Inflammation has profound effects on the innervation of affected tissues, including altered neuronal excitability and neurotransmitter release. As Ca(2+) influx through voltage-gated Ca(2+) channels (VGCCs) is a critical determinant of excitation-secretion coupling in nerve terminals, the aim of this study was to characterize the effect of overnight incubation in the inflammatory mediator tumour necrosis factor alpha (TNFalpha; 1 nM) on VGCCs in dissociated neurons from mouse superior mesenteric ganglia (SMG). Voltage-gated Ca(2+) currents (I(Ca)) were measured using the perforated patch clamp technique and the VGCC subtypes present in SMG neurons were estimated based on inhibition by selective VGCC blockers: omega-conotoxin GVIA (300 nM; N-type), nifedipine (10 microM; L-type), and omega-conotoxin MVIIC (300 nM; N-, P/Q-type). We used intracellular Ca(2+) imaging with Fura-2 AM to compare Ca(2+) influx during depolarizations in control and TNFalpha-treated neurons. TNF receptor and VGCC mRNA expression were measured using PCR, and channel alpha subunit (CaV2.2) was localized with immunohistochemistry. Incubation in TNFalpha significantly decreased I(Ca) amplitude and depolarization-induced Ca(2+) influx. The reduction in I(Ca) was limited to omega-conotoxin GVIA-sensitive N-type Ca(2+) channels. Depletion of glial cells by incubation in cytosine arabinoside (5 microM) did not affect I(Ca) inhibition by TNFalpha.
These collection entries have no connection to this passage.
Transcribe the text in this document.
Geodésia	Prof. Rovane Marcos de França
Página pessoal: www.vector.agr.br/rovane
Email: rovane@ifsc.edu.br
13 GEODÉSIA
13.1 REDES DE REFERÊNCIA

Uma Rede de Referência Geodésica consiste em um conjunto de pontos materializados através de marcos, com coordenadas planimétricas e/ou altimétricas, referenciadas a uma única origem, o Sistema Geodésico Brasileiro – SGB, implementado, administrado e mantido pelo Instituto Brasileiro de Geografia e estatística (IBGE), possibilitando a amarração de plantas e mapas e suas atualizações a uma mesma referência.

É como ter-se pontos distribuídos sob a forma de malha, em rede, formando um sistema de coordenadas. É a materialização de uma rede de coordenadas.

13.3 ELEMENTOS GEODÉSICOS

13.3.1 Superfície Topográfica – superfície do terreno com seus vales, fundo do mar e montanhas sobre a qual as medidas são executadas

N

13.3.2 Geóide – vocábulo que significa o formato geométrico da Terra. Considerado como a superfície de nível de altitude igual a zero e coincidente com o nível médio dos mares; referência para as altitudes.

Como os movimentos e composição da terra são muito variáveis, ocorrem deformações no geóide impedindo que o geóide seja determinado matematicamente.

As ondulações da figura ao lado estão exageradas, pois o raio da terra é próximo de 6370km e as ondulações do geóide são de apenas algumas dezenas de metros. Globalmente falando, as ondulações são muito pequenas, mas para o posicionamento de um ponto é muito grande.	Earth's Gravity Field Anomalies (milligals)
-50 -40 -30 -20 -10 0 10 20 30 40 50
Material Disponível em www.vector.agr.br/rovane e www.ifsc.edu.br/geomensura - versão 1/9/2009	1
Preincubation of neurons with SC-514 (20 microM) or BAY 11-7082 (1 microM), which both inhibit nuclear factor kappaB signalling, prevented the reduction in I(Ca) by TNFalpha. Inhibition of N-type VGCCs following TNFalpha incubation was associated with a decrease in CaV2.2 mRNA and reduced membrane localization of CaV2.2 immunoreactivity. These data suggest that TNFalpha inhibits I(Ca) in SMG neurons and identify a novel role for NF-kappaB in the regulation of neurotransmitter release during inflammatory conditions with elevated circulating TNFalpha, such as Crohn's disease and Guillain-Barré syndrome.